Un Abymien condamné à un an de prison ferme pour avoir bravé une interdiction d'approcher son ex-compagne

Par 21/02/2026 - 07:30

Condamné à un an de prison ferme, un homme de 37 ans a été sanctionné ce vendredi 20 février pour s'être introduit chez son ex-compagne aux Abymes malgré une interdiction de l'approcher. L'individu, interpellé au taser par la police le jour de Noël, a nié les faits à l'audience, au tribunal judiciaire de Pointe-à-Pitre.

    Un Abymien condamné à un an de prison ferme pour avoir bravé une interdiction d'approcher son ex-compagne

Ce vendredi 20 février, Thomas, un Abymien de 37 ans jugé en comparution immédiate au Tribunal Judiciaire de Pointe-à-Pitre, a été condamné à un an de prison ferme. Le tribunal lui a également signifié l'interdiction d’approcher Sophie (le prénom a été changé), son ex-compagne durant trois ans.

Un interdit judiciaire bafoué

Alors que la justice lui avait déjà défendu d’entrer en contact avec la jeune femme, il n'a pas hésité à s’introduire chez elle le jour de Noël. Totalement ivre et affirmant vouloir renouer avec son "amour perdu", l’homme a dû être sorti de force par la police.

Fraîchement sorti de prison, Thomas s'est rendu chez Sophie pour tenter de « recoller les morceaux ». Pourtant, après seulement un an de relation marquée par des violences conjugales répétées, leur histoire s'était déjà soldée par un premier séjour derrière les barreaux, avec l'interdiction formelle d'approcher son ex-compagne ou de se rendre à son domicile.

Vingt mois requis pour un « acte d'amour »

En plein jour de Noël, le trentenaire, schizophrène et en rupture de soins, a bravé les interdits.
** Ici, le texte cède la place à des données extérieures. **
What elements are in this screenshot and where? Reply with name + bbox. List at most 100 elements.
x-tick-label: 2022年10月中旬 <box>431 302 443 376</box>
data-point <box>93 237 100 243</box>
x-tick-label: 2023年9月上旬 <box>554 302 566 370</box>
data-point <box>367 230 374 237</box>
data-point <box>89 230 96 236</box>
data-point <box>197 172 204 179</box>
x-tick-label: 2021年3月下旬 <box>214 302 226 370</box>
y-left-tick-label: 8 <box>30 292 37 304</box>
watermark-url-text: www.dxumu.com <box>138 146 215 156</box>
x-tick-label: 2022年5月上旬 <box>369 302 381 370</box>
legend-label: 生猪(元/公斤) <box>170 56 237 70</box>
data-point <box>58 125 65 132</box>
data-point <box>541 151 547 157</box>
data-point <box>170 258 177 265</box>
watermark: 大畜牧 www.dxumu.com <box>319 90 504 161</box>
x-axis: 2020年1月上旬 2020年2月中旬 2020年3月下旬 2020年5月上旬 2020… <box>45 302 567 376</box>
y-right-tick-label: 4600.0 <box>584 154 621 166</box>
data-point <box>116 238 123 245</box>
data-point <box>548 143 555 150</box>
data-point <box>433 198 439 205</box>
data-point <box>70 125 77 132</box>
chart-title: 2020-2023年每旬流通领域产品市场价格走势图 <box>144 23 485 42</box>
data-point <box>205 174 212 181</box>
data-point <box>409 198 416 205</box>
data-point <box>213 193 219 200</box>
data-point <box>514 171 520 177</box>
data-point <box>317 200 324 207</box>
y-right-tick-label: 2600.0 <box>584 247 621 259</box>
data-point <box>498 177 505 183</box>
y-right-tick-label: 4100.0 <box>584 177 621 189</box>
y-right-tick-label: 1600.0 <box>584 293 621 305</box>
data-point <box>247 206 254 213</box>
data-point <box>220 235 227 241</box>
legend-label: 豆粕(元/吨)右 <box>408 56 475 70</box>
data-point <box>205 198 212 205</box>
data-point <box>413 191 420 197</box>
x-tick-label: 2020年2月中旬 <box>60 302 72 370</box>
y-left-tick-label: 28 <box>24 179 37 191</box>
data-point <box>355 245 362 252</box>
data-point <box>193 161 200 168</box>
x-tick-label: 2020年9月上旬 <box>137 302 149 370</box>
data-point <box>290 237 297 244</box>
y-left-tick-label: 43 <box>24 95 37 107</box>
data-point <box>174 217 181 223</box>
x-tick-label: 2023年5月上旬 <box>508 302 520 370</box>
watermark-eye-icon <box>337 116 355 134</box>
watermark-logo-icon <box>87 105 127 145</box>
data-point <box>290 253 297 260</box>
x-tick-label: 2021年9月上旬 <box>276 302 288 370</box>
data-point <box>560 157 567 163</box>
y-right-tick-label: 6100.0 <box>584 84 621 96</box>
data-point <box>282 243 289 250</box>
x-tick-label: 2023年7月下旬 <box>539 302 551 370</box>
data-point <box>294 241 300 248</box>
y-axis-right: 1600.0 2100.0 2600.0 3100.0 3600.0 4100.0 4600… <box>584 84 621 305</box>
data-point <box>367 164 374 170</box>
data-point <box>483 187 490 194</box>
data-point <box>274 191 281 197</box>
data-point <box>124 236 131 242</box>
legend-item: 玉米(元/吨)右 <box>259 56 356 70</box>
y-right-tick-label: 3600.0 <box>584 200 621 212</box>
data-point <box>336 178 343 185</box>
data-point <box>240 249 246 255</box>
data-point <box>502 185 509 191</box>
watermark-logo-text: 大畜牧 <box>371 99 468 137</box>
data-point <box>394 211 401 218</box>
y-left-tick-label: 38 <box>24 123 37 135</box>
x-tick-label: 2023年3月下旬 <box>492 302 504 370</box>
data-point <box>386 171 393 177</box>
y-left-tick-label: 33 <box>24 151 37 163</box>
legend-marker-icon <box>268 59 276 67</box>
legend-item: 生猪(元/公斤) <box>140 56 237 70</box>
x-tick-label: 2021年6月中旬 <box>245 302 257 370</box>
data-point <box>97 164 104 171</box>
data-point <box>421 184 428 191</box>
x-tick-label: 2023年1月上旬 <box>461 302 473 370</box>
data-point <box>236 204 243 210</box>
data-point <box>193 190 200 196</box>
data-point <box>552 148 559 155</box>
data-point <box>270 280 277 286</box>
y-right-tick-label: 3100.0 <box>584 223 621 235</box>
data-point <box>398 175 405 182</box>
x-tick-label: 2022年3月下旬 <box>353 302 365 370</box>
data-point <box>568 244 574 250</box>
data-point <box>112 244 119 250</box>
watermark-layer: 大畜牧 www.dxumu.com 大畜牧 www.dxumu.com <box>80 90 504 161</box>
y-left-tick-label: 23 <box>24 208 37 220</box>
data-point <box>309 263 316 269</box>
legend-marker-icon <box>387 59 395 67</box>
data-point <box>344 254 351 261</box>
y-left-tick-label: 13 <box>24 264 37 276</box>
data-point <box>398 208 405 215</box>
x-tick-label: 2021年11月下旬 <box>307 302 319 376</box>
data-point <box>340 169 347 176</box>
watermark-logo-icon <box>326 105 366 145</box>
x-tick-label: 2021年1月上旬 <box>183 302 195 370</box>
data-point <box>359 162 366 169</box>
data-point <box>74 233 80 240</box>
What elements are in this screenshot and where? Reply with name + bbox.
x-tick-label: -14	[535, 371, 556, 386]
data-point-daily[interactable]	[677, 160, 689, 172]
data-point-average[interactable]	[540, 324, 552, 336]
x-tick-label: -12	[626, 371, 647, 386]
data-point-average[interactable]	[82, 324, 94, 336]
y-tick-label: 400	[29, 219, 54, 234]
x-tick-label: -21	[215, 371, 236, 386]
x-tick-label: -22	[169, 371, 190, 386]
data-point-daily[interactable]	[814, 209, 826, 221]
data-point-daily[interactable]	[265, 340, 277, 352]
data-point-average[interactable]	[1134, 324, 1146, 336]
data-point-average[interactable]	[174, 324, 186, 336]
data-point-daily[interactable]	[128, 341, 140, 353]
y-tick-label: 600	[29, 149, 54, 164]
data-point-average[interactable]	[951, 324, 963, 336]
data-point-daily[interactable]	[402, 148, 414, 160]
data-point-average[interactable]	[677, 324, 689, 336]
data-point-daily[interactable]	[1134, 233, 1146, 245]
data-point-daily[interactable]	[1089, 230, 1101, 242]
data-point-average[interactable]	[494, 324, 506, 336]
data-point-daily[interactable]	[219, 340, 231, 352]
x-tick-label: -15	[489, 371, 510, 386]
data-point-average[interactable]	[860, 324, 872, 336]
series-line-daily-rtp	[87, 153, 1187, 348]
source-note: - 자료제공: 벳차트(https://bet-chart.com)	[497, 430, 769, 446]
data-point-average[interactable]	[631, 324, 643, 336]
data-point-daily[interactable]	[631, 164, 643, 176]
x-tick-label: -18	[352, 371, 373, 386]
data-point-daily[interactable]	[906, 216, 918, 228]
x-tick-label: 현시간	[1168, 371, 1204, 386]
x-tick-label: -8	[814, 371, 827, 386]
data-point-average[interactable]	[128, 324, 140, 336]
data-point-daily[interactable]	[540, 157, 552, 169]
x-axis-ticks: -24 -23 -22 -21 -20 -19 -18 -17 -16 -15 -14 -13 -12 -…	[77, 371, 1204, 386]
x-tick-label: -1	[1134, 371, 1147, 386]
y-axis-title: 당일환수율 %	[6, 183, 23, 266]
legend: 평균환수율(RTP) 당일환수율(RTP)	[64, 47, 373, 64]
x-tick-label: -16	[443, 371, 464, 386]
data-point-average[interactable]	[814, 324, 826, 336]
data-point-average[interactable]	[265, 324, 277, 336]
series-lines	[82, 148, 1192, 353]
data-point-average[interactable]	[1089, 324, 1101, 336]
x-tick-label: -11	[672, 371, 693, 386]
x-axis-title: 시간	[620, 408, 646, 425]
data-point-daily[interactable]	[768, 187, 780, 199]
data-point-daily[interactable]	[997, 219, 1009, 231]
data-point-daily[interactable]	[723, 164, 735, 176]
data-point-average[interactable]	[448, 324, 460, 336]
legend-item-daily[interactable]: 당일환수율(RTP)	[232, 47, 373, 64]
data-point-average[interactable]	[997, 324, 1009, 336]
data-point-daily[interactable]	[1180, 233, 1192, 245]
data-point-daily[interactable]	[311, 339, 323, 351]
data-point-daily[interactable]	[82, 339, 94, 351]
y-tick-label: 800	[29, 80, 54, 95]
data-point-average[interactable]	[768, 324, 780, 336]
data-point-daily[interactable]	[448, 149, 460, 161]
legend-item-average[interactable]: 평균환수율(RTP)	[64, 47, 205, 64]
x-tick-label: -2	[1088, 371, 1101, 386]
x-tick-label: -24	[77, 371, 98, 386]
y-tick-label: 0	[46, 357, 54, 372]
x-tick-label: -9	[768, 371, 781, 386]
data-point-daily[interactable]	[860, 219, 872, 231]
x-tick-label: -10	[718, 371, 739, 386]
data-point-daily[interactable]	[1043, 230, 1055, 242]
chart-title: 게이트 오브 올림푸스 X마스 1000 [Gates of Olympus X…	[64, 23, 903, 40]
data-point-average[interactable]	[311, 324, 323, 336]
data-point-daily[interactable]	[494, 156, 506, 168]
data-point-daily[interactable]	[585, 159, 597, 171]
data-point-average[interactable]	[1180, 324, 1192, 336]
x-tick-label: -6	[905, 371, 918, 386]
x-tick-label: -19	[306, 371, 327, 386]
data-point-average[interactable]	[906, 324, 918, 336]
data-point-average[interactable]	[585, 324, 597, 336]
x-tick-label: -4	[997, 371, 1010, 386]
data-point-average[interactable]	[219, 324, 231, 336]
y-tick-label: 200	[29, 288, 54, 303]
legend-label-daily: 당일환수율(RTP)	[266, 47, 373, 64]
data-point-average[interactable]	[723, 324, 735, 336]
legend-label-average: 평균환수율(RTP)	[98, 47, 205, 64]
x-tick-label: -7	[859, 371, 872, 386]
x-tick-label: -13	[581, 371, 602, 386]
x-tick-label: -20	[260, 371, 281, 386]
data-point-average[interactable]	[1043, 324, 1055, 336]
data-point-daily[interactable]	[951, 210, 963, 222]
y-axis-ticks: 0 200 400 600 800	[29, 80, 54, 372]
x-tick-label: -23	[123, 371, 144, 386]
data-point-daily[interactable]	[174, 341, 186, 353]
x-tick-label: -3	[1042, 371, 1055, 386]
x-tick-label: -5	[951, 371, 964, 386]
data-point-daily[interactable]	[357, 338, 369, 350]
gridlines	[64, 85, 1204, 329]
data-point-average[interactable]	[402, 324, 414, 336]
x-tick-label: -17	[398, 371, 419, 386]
Le trentenaire a enjambé le balcon, a attrapé violemment son ex-compagne sous les yeux de sa fille et a tenté de se retrancher dans une chambre en menaçant de se suicider.

C’est finalement sa sœur qui est intervenue juste avant les policiers, obligés d’employer la force avec un taser pour l’appréhender.Vêtu d'un simple débardeur et d'un slip, Thomas, fortement alcoolisé, avait alors été placé en garde à vue puis en détention provisoire.

Ce vendredi 20 février, à l’audience, le prévenu a accusé Sophie d’être une personne "toxique, agressive et surtout menteuse". Un argument inacceptable pour le parquet, qui y voit la configuration d'un potentiel féminicide et a requis la révocation de son sursis précédent, soit 20 mois ferme au total.

Une peine jugée trop sévère par Me Jean-Claude Beauzor, l’avocat du prévenu. Il plaide l'acte d’amour, précisant que la victime aurait elle-même envoyé sa localisation et invité son client à déjeuner. Moins sévères que les réquisitions, les juges ont finalement condamné Thomas à un an ferme, sous le regard attristé de sa famille.